Iran prison fire death toll rises as protests continue

All the victims were being held in a section of the prison designated for prisoners of robbery-related crimes, the judiciary said.

 A picture obtained from the Iranian Mizan News Agency on October 16, 2022 shows damage caused by a fire in the notorious Evin prison, northwest of the Iranian capital Tehran. (photo credit: KOOSHA MAHSHID FALAHI/MIZAN/AFP VIA GETTY IMAGES)
A picture obtained from the Iranian Mizan News Agency on October 16, 2022 shows damage caused by a fire in the notorious Evin prison, northwest of the Iranian capital Tehran.
(photo credit: KOOSHA MAHSHID FALAHI/MIZAN/AFP VIA GETTY IMAGES)

Eight prisoners died as a result of a fire at Tehran's Evin prison over the weekend, Iran's judiciary said on Monday, doubling the death toll from a blaze that has increased pressure on the government as it struggles to contain mass protests.

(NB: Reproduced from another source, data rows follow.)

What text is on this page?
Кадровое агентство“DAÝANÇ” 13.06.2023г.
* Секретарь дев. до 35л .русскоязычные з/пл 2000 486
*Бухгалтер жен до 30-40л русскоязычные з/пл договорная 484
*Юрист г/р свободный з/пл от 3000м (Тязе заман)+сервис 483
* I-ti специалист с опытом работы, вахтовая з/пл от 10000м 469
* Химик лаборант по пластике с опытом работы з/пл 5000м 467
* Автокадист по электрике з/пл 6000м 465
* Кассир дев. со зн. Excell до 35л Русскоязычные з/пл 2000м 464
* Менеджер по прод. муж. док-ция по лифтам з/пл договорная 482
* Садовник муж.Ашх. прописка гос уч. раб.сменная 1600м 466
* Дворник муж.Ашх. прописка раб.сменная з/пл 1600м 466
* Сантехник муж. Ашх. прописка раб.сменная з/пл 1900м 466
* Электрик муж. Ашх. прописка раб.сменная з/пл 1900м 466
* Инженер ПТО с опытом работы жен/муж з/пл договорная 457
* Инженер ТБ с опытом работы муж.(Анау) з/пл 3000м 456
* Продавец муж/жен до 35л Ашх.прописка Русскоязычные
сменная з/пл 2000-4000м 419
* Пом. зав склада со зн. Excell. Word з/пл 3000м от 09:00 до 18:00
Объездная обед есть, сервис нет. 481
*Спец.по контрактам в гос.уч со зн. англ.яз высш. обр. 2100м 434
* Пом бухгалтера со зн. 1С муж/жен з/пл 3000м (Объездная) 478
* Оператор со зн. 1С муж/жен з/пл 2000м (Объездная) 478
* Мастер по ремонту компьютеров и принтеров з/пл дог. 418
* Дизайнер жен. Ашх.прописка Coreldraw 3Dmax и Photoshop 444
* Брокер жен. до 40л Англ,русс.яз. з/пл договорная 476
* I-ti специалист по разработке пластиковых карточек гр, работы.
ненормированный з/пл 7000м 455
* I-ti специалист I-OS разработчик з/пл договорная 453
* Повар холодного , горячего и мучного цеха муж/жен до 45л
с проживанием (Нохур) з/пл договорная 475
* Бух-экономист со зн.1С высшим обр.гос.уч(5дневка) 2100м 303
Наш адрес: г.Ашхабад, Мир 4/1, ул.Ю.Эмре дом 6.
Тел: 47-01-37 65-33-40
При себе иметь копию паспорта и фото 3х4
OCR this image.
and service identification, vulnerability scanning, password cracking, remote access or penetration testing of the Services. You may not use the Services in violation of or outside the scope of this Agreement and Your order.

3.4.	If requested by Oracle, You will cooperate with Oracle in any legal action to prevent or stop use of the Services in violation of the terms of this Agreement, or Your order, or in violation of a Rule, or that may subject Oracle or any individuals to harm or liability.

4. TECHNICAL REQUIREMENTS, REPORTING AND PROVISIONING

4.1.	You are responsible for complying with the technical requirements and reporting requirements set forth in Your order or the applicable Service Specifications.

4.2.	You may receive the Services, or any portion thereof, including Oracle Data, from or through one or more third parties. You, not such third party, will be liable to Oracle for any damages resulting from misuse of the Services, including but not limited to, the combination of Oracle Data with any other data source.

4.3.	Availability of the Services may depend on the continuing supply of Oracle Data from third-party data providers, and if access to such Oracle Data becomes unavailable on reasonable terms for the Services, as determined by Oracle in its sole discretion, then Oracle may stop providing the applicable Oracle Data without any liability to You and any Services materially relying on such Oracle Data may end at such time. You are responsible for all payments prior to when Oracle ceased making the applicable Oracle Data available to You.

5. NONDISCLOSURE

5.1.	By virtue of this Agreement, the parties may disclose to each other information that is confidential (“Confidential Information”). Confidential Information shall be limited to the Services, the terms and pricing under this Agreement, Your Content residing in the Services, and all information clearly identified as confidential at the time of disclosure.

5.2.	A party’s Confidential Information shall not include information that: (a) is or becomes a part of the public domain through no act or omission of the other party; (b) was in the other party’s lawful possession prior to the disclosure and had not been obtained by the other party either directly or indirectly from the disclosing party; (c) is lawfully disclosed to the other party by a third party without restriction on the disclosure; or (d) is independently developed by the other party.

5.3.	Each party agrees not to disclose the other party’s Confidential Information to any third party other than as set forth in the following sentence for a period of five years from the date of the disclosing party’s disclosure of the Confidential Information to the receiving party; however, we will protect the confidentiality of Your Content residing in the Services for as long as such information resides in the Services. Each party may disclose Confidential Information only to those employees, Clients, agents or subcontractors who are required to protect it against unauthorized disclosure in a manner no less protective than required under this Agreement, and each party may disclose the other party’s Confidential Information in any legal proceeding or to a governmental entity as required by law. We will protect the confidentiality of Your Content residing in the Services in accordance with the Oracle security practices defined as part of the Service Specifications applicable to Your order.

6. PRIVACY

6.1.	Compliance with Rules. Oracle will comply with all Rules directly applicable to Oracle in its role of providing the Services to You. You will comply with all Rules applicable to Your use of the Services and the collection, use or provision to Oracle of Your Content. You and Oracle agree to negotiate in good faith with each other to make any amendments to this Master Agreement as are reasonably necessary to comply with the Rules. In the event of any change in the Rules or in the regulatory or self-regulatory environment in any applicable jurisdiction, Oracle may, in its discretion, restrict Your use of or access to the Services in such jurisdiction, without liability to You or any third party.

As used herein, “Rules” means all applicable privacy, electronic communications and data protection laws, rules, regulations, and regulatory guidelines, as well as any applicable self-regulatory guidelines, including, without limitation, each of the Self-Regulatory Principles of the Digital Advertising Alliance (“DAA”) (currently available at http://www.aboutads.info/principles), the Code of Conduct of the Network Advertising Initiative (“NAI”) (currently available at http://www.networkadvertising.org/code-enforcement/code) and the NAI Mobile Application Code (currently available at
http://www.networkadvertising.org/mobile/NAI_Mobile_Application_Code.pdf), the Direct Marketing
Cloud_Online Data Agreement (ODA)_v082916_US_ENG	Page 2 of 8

The fate of Mahsa Amini, a 22-year-old Kurdish Iranian woman who died in custody on Sept. 16 after she was apprehended by Iran's morality police for "inappropriate attire," unleashed a wave of protests that spread rapidly and to all layers of society.

The unrest has turned into one of the boldest challenges to Iran's clerical rulers since the 1979 revolution, with protesters calling for the downfall of the Islamic Republic, even if the protests do not seem close to toppling the system.

Iran's judiciary said the blaze on Saturday evening was started by prisoners in a workshop after a fight, and that those killed had died of smoke inhalation. All were from a section of the prison for inmates jailed for robbery-related crimes, it said.

Evin Prison, which in 2018 was blacklisted by the US government for "serious human rights abuses," also holds political prisoners and many detainees facing security charges, including Iranians with dual nationality.

 A general view of a warehouse after the fire in Evin prison in Tehran, Iran October 17, 2022.  (credit: MAJID ASGARIPOUR/WANA/REUTERS) A general view of a warehouse after the fire in Evin prison in Tehran, Iran October 17, 2022. (credit: MAJID ASGARIPOUR/WANA/REUTERS)

Iran's top judge Gholamhossein Mohseni Ejei blamed the fire on "agents of Iran's enemy" on Monday, while Iranian foreign ministry spokesman Nasser Kanaani said such an event could have happened in any country.

Videos and posts on social media showed dozens of Iranian political prisoners being transferred from Evin to other jails. Relatives said they did not know why they are being moved and are concerned for their safety.

Iran vs the world

Iran has accused countries who have expressed support for the protests of meddling in their internal affairs, including President Ebrahim Raisi, who on Sunday blamed his US counterpart for inciting "chaos, terror, and destruction" in Iran.

People gather  next to a burning motorcycle in the Iranian capital of Tehran on October 8, 2022. (credit: AFP VIA GETTY IMAGES)People gather next to a burning motorcycle in the Iranian capital of Tehran on October 8, 2022. (credit: AFP VIA GETTY IMAGES)

One traffic police officer was shot on Monday in Saravan in southeastern Iran by what the province's police commander said were "terrorists" armed with AK-47 assault rifles.

The sounds of gunfire were frequently heard in the Kurdish city of Sanandaj, according to audio files that human rights group Hengaw received.

US President Joe Biden and the European Union are among those to have criticized Tehran's crackdown on protesters; on Monday EU ministers were set to impose travel bans and freeze the assets of some 15 Iranians involved.

"We will launch ... a sanctions package today that will hold accountable those who are responsible for the brutal crimes against women, youths and men," German Foreign Minister Annalena Baerbock told reporters in Luxembourg.

"Amongst those listed is the so-called morality police - morality police being a misnomer, actually, if you see what crimes are committed there," she said.

 Kurdish protests ignite a country

The protests, which started at Amini's funeral in her Kurdish hometown of Saqez, spread rapidly to cities and provinces across Iran, a large country of more than 80 million people.

Demonstrations resumed early Monday in the central city of Yazd and several other cities, including Piranshahr in the northwest and Tehran.

The widely followed activist Tasvir1500 Twitter account carried a video showing people setting tires on fire in the streets and calling for the death of Iran's Supreme Leader Ayatollah Ali Khamenei.

Reuters could not independently verify the videos.

Iran tries, and fails, to regain control

Much of the crackdown by security forces has focused on the northwest where most of Iran's estimated 10 million Kurds live, but the protests have swept other areas home to ethnic minorities with long-standing grievances against the state.

Iran's religious leaders have said the unrest is part of a breakaway uprising by the Kurdish minority, threatening the nation's unity rather than its clerical rule.

Iran has deployed the Basij militia, voluntary military troops which have been at the forefront of repressing popular unrest, but they have failed to contain the protests.

The elite Revolutionary Guards, who have not taken part in the crackdown, began military exercises on Monday.

Rights groups said at least 240 protesters had been killed, including 32 minors. Over 8,000 people had been arrested in 111 cities and towns, Iranian activist news agency HRANA said on Saturday. The authorities have not published a death toll.

Iran, which has blamed the violence on enemies at home and abroad, denies security forces have killed protesters. State media said on Saturday at least 26 members of the security forces had been killed by "rioters."